In mid-June 1967, little more than a week after the end of the Six-Day War, while nearly all of Israeli journalism joined the country in what became a prolonged period of postwar exultation, Amos Elon, then a young Haaretz reporter, traveled to Aqbat Jabar, a refugee camp near the West Bank City of Jericho. He wrote: "Whatever the fate of the occupied territories in our hands at the moment may be–”we can already do something with respect to the problem of the refugees who have remained in the areas under the control of the state of Israel. We have a moral obligation to do this. For on the backs of these people Israel’s independence was plowed and they paid with their bodies, their property and their future for the pogroms in Ukraine and the Nazi gas chambers. We owe a huge debt to these forlorn people…They are victims of our independence."

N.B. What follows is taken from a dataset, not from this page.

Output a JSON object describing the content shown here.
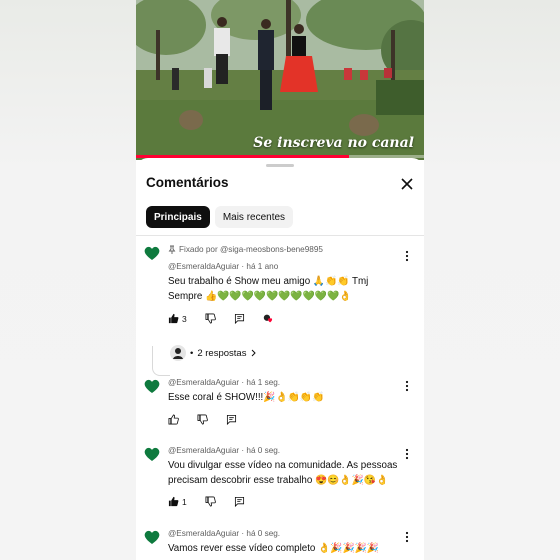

Unlike many in Israel, Haaretz has welcomed the movement toward democracy in Egypt. "Israeli leaders have always preferred to do business with Mubarak, and his ilk," it editorialized, "on the assumption that they would ‘preserve stability’ and forcibly repress the radical forces seeking change in the region. This view led Israel to disregard the citizens of neighboring countries, viewing them as devoid of political influence in the best case and as hostile Israel-haters in the worst case. Israel viewed itself as a Western outpost and displayed no interest in the language, culture, and public opinion of its immediate surroundings. Integration into the Middle East seemed like a trivial, if not downright harmful, fantasy."

While establishment Jewish groups in the U.S. remain passive about the growth of democracy in the Middle East, critics argue that they should stand firmly with the Arab dissidents in spite of their fears about what the future may hold.

"Egyptians are as entitled to human rights as we are," said Andrew Apostolou, senior program manager at Freedom House and also a board member of the Jewish Community of Greater Washington. "We cannot call for Egyptians to live under despotism because we deem it strategically convenient. It is embarrassing to make a song and dance about Israel being the only democracy in the Middle East and then oppose the emergence of other prospective democracies."

"There was quite a bit of hypocrisy on this issue," noted Ori Nir of Americans for Peace Now. "It [Jewish groups’ rhetoric] was a means to divert attention from the peace process and the occupation…it was undemocratic regimes that for years maintained a stable status quo that serviced Israel’s interests. If undemocratic regimes serve stability, why rock the boat?"

This line of thought is flawed, argued Nir. Jewish groups would best serve Israel’s interests by using this opportunity to push for a final peace agreement with the Palestinians. Moves such as this, he declared, would foster trust in the region.

Those Jewish groups who urge Israel to move toward peace with the Palestinians, reported the March 3 Washington Jewish Week, "say that if Israel does not resolve the Israeli-Palestinian conflict quickly with a peace deal, the new generation of leaders emerging in the Arab world won’t be able to see Israel as anything other than an occupier and repressor of Palestinian rights. Arab commentators echo that thinking."

If ever Israel needed a proper incentive to move toward genuine peace, the current upheaval in the region surely provides it.